Meet Shanele Stires: New Cal Poly Women’s Basketball Head Coach
Difficult. Robust. Physical. Those are the words Shanele Stires, Cal Poly’s newly hired women’s basketball head coach, used to describe her style of play as a standout athlete at Kansas State.
“The teams I coach usually play that way,” Stires said after being named head coach on April 14, following Faith Mimnaugh’s retirement after 25 years at the helm of the program.
Stires enters the program at a time when he is looking for a turnaround. In 2021, the team went 3-22 and finished last in the Big West.
Stires, a self-described coach, plans to bring that mentality to help the Mustangs turn the tide in years to come.
“TO [Cal State East Bay], we were eighth in the nation in rebounds and our starting cross was 5-6,” Stires said of his last coaching stoppage. “We’re going to be scrappy, we’re going to be tough and we’re going to come after this. It all depends on the size of your heart and how you want it. I am living proof.
Prior to joining the coaching ranks, Stires enjoyed a successful career in college and professional basketball. She was an all-time player at Kansas State, where she scored 1,344 points and grabbed 701 rebounds during her career, as well as first-team All-Big Eight honors and runner-up as a conference player. of the year.
Throughout Stires’ coaching tenure at Cal State East Bay, 11 student-athletes earned all-conference honors and one player, Shomari Harris, was named the California Collegiate Athletics Association’s Player of the Year in 2017.
For a mid-major program like Cal Poly, player development is crucial, and Stires has shown she has the skills to help with that. His unique basketball background will help him build camaraderie within the program, according to Stires.
“I’ve had a really interesting career that’s had a lot of different twists and turns,” Stires said. “I was the best player on my team; I was the worst player on my team. I think I was the worst coach in the room on a coaching staff; I was the best assistant coach in the hall among the coaching staff. There’s probably not a situation you go through as a student athlete that I haven’t been in.
Throughout Stires’ resume, there is a history of success with the programs she has attended. His Cal State East Bay team has compiled a 94-53 record over the past six seasons. Prior to East Bay, she helped the University of San Francisco (USF) win the West Coast Conference and reach the NCAA Tournament for the first time in 19 years. At USF, she served as associate head coach, defensive coordinator and scouting coordinator.
“Most programs don’t have a pathway to create a really high level of performance because their players work together in synergy,” Stires said. “We are going to surpass ourselves. So even if the talent isn’t exactly where we want it to be, we’re going to outdo ourselves because we’re going to play better together than the other teams.

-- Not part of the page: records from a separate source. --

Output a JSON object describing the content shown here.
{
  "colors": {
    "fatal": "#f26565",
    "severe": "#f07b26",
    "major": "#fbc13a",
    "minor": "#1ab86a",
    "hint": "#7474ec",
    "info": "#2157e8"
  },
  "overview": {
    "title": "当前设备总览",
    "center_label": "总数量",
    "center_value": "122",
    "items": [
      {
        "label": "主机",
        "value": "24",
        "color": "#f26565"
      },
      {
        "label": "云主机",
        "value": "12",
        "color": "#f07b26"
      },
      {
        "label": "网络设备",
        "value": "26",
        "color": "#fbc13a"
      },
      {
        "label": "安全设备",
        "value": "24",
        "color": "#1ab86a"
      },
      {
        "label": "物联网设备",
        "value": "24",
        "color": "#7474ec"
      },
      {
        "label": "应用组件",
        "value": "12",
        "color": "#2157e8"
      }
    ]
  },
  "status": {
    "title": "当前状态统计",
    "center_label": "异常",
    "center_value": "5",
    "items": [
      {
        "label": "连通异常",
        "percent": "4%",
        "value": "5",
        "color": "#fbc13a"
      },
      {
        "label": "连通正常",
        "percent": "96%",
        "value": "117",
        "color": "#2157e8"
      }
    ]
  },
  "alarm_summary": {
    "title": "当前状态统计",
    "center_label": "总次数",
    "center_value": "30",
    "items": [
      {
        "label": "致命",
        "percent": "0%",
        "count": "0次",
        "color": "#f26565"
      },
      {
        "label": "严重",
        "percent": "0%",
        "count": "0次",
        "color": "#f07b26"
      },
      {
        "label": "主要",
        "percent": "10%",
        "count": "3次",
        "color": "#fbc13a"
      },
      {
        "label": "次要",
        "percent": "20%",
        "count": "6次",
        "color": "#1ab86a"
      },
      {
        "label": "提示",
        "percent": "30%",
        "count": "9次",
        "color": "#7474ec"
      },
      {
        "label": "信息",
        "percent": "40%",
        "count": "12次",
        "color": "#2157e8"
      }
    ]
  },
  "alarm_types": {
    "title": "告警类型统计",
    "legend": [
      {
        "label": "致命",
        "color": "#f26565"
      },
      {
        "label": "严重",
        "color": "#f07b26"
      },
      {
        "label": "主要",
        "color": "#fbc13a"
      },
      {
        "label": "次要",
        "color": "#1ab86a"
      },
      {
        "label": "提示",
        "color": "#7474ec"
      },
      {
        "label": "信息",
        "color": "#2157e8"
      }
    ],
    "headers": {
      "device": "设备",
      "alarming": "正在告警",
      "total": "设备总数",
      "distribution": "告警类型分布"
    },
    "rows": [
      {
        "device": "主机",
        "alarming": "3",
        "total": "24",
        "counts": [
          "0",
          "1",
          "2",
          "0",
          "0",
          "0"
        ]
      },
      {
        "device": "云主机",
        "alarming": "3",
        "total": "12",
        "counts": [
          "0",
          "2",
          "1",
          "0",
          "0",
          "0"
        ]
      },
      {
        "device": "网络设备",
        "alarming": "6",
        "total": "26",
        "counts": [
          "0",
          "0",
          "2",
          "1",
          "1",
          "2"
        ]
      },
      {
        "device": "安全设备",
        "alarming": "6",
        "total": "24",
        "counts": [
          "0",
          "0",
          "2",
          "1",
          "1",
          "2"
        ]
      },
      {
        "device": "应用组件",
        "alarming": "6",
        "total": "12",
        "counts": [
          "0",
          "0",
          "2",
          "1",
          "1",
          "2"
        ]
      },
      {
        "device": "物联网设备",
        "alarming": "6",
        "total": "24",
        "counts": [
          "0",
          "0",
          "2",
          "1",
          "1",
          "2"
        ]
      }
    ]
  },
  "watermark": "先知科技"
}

To have this synergy, according to Stires, the team must execute a pattern suited to the natural strengths and intuitions of the players. Stires says she hasn’t established how they want to play on the attacking end, but it’s clear that will be based on her assessment of the team’s skills.
“It won’t be about what I want to do,” Stires said. “It will be about the skills of our players and then trying to put each player in situations that allow them to be as successful as possible within a framework that organizes us all to be on the same page. ”
On the defensive side, Stires said the team would apply ball pressure while containing drives to keep their defense from spinning.
“We want to do a really good job of playing with the integrity of the spreads,” Stires said. “We want to jump to the ball and flood the lane. We want to make sure we can test and contain shooters and pilots.
Along with having a proper schema, the other element of team improvement comes mentally. Changing their expectations and mindset heading into next year will be crucial for the Mustangs, according to Stires.
“I think when you come out of the kind of season our players have just come out of, you have to remind them that they’re probably capable of more than they realize,” Stires said.
The Mustangs have key team members returning, including seniors Maddie Vick and Maddie Willett, who will remain at Cal Poly for their graduate studies. Vick and Willett were the top two in terms of minutes played last season.
With the pair returning with gradual improvement from others, the team will be looking to step up next season.
“If we got into a situation where the cultivation wasn’t as laborious as this, it would be that much more difficult,” Stires said. “But I feel like there’s such a good group of young women that we’re going to be able to galvanize them and get them to pull in the same direction.”
Throughout Coach Stires’ career as a coach and player, her grit and determination were evident wherever she went, and she brought the same approach to Cal Poly’s women’s basketball program for years to come.
“They are fighters,” Stires said of his new team. “I think they want to win and I think it’s my job to show them how it’s going to be.”